4. steveklabnik ◴[] No.44438942[source]
It’s not about proof: it’s that at this point I’m a fairly heavy Claude Code user and I’d like to up my game, but I’m also not so up on many of these details that I can just figure out how to give this a try just from the description of it. I’m already doing plan-up-front workflows with just Claude, but haven’t figured out some of this more advanced stuff.

I have two MCPs installed (playwright and context7) but it never seems like Claude decides to reach for them on its own.

I definitely appreciate why you’re not posting code, as you said in another comment.

replies(1): >>44440099 #
5. Uehreka ◴[] No.44439781[source]
> Everyone in these sorta threads asks for "proofs" and I don't really know what to offer

I’ve tried building these kinds of multi agent systems a couple times, and I’ve found that there’s a razor thin edge between a nice “humming along” system I feel good about and a “car won’t start” system where the first LLM refuses to properly output JSON and then the rest of them start reading each others <think> thoughts.

The difference seems to often come down to:

- Which LLM wrappers are you using? Are they using/exposing features like MCP, tools and chain-of-thought correctly for the particular models you’re using?

- What are your prompts? What are the 5 bullet points with capital letters that need to be in there to keep things in line? Is there a trick to getting certain LLMs to actually use the available MCP tools?

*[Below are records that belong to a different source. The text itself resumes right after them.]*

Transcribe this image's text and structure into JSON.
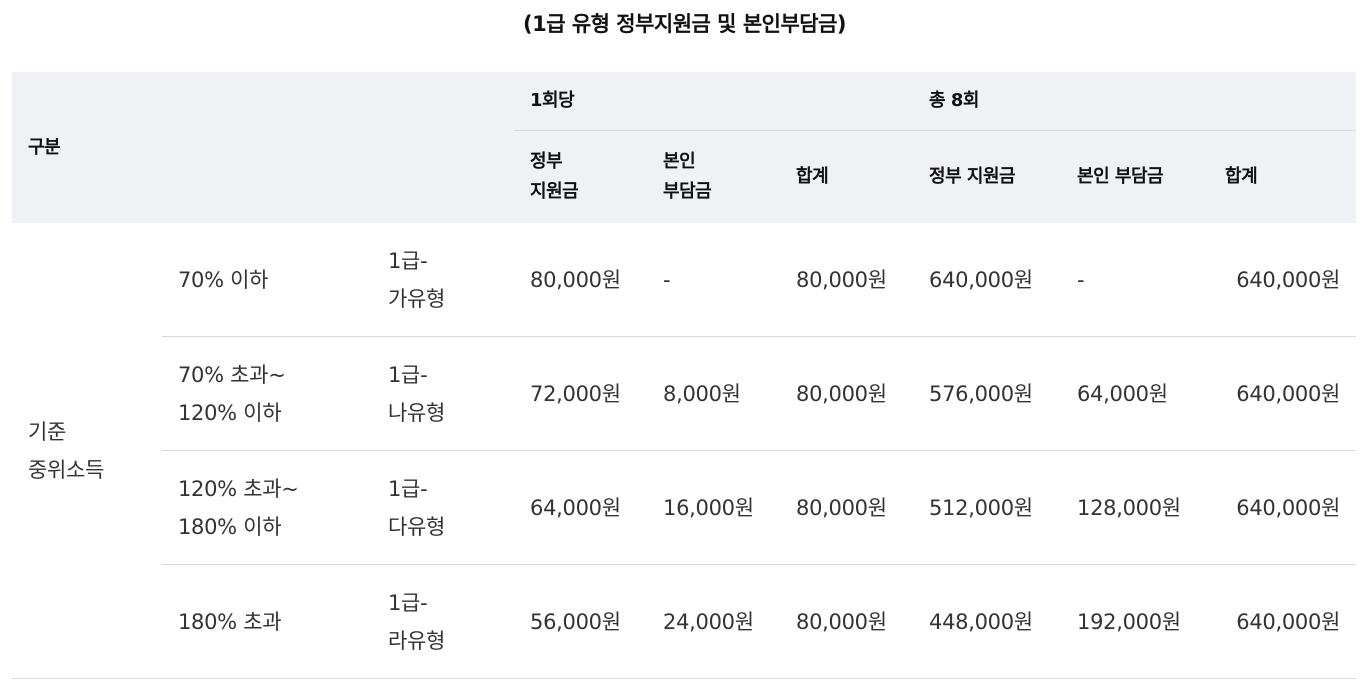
{
  "title": "(1급 유형 정부지원금 및 본인부담금)",
  "header": {
    "category": "구분",
    "per_session": "1회당",
    "total": "총 8회",
    "gov_support_line1": "정부",
    "gov_support_line2": "지원금",
    "self_pay_line1": "본인",
    "self_pay_line2": "부담금",
    "sum": "합계",
    "total_gov_support": "정부 지원금",
    "total_self_pay": "본인 부담금",
    "total_sum": "합계"
  },
  "group_label_line1": "기준",
  "group_label_line2": "중위소득",
  "rows": [
    {
      "income_line1": "70% 이하",
      "income_line2": "",
      "type_line1": "1급-",
      "type_line2": "가유형",
      "gov": "80,000원",
      "self": "-",
      "sum": "80,000원",
      "total_gov": "640,000원",
      "total_self": "-",
      "total_sum": "640,000원"
    },
    {
      "income_line1": "70% 초과~",
      "income_line2": "120% 이하",
      "type_line1": "1급-",
      "type_line2": "나유형",
      "gov": "72,000원",
      "self": "8,000원",
      "sum": "80,000원",
      "total_gov": "576,000원",
      "total_self": "64,000원",
      "total_sum": "640,000원"
    },
    {
      "income_line1": "120% 초과~",
      "income_line2": "180% 이하",
      "type_line1": "1급-",
      "type_line2": "다유형",
      "gov": "64,000원",
      "self": "16,000원",
      "sum": "80,000원",
      "total_gov": "512,000원",
      "total_self": "128,000원",
      "total_sum": "640,000원"
    },
    {
      "income_line1": "180% 초과",
      "income_line2": "",
      "type_line1": "1급-",
      "type_line2": "라유형",
      "gov": "56,000원",
      "self": "24,000원",
      "sum": "80,000원",
      "total_gov": "448,000원",
      "total_self": "192,000원",
      "total_sum": "640,000원"
    }
  ]
}
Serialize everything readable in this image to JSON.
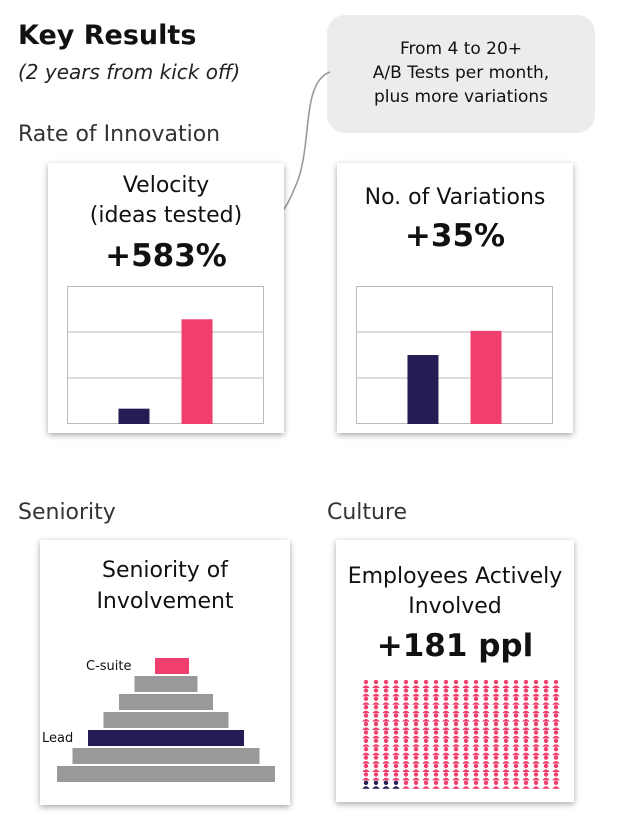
{
  "header": {
    "title": "Key Results",
    "subtitle": "(2 years from kick off)"
  },
  "callout": {
    "lines": [
      "From 4 to 20+",
      "A/B Tests per month,",
      "plus more variations"
    ]
  },
  "sections": {
    "innovation": "Rate of Innovation",
    "seniority": "Seniority",
    "culture": "Culture"
  },
  "cards": {
    "velocity": {
      "title_lines": [
        "Velocity",
        "(ideas tested)"
      ],
      "value": "+583%"
    },
    "variations": {
      "title_lines": [
        "No. of Variations"
      ],
      "value": "+35%"
    },
    "seniority": {
      "title_lines": [
        "Seniority of",
        "Involvement"
      ],
      "label_top": "C-suite",
      "label_lead": "Lead"
    },
    "culture": {
      "title_lines": [
        "Employees Actively",
        "Involved"
      ],
      "value": "+181 ppl"
    }
  },
  "colors": {
    "before": "#241c52",
    "after": "#f03f6e",
    "gray": "#999999",
    "grid": "#bbbbbb"
  },
  "chart_data": [
    {
      "type": "bar",
      "categories": [
        "before",
        "after"
      ],
      "values": [
        1,
        6.83
      ],
      "ylim": [
        0,
        9
      ],
      "grid": true
    },
    {
      "type": "bar",
      "categories": [
        "before",
        "after"
      ],
      "values": [
        1,
        1.35
      ],
      "ylim": [
        0,
        2
      ],
      "grid": true
    }
  ],
  "pyramid": {
    "levels": [
      "C-suite",
      "level 2",
      "level 3",
      "level 4",
      "Lead",
      "level 6",
      "level 7"
    ],
    "highlight": {
      "C-suite": "after",
      "Lead": "before"
    }
  },
  "people": {
    "total": 260,
    "before_count": 4
  }
}
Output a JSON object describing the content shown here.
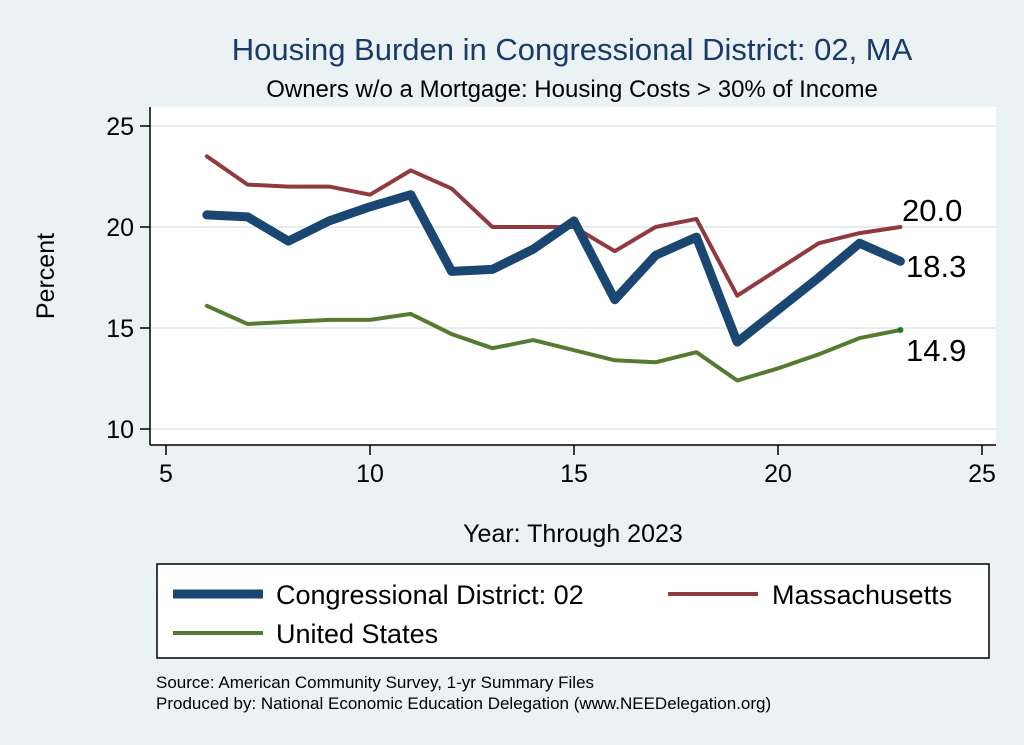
{
  "chart_data": {
    "type": "line",
    "title": "Housing Burden in Congressional District:  02, MA",
    "subtitle": "Owners w/o a Mortgage: Housing Costs > 30% of Income",
    "xlabel": "Year: Through 2023",
    "ylabel": "Percent",
    "xlim": [
      5,
      25
    ],
    "ylim": [
      10,
      25
    ],
    "xticks": [
      5,
      10,
      15,
      20,
      25
    ],
    "yticks": [
      10,
      15,
      20,
      25
    ],
    "x": [
      6,
      7,
      8,
      9,
      10,
      11,
      12,
      13,
      14,
      15,
      16,
      17,
      18,
      19,
      20,
      21,
      22,
      23
    ],
    "series": [
      {
        "name": "Congressional District:  02",
        "color": "#1a4672",
        "values": [
          20.6,
          20.5,
          19.3,
          20.3,
          21.0,
          21.6,
          17.8,
          17.9,
          18.9,
          20.3,
          16.4,
          18.6,
          19.5,
          14.3,
          15.9,
          17.5,
          19.2,
          18.3
        ],
        "end_label": "18.3"
      },
      {
        "name": "Massachusetts",
        "color": "#903a3f",
        "values": [
          23.5,
          22.1,
          22.0,
          22.0,
          21.6,
          22.8,
          21.9,
          20.0,
          20.0,
          20.0,
          18.8,
          20.0,
          20.4,
          16.6,
          17.9,
          19.2,
          19.7,
          20.0
        ],
        "end_label": "20.0"
      },
      {
        "name": "United States",
        "color": "#577a31",
        "values": [
          16.1,
          15.2,
          15.3,
          15.4,
          15.4,
          15.7,
          14.7,
          14.0,
          14.4,
          13.9,
          13.4,
          13.3,
          13.8,
          12.4,
          13.0,
          13.7,
          14.5,
          14.9
        ],
        "end_label": "14.9"
      }
    ],
    "legend": {
      "placement": "bottom",
      "entries": [
        "Congressional District:  02",
        "Massachusetts",
        "United States"
      ]
    },
    "notes": {
      "source": "Source: American Community Survey, 1-yr Summary Files",
      "produced": "Produced by: National Economic Education Delegation (www.NEEDelegation.org)"
    },
    "colors": {
      "background": "#eaf2f3",
      "plot_background": "#ffffff",
      "title": "#1a3a6a",
      "end_marker": "#1f7a1f"
    }
  }
}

- Which particular LLM versions are you using? I’ve heard people say that Claude Sonnet 4 is actually better than Claude Opus 4 sometimes, so it’s not always an intuitive “pick the best model” kind of thing.

- Is your system capable of “humming along” for hours or is this a thing where you’re doing a ton of copy-paste between interfaces? If it’s the latter then hey, whatever works for you works for you. But a lot of people see the former as a difficult-to-attain Holy Grail, so if you’ve figured out the exact mixture of prompts/tools that makes that happen people are gonna want to know the details.

The overall wisdom in the post about inputs mattering more than outputs etc is totally spot on, and anyone who hasn’t figured that out yet should master that before getting into these weeds. But for those of us who are on that level, we’d love to know more about exactly what you’re getting out of this and how you’re doing it.

(And thanks for the details you’ve provided so far! I’ll have to check out Zen MCP)

6. Aeolun ◴[] No.44440099[source]
> I have two MCPs installed (playwright and context7) but it never seems like Claude decides to reach for them on its own.

Not even when you add ‘memories’ that tell it to always use those tools in certain situations?

My admonitions to always run repomix at the start of coding, and always run the build command before crying victory seem to be followed pretty well anyway.

replies(2): >>44440327 #>>44440488 #
7. steveklabnik ◴[] No.44440327{3}[source]
I have not done that, maybe that's the missing bit. Thanks!
8. manmal ◴[] No.44440488{3}[source]
What do you tell Claude to do with repomix? Get an overview into the context?
replies(1): >>44451220 #
9. Aeolun ◴[] No.44451220{4}[source]
Yeah, it’s just a shortcut to it exploring the code for half an hour before doing something. At least it seems to make its searching more targeted.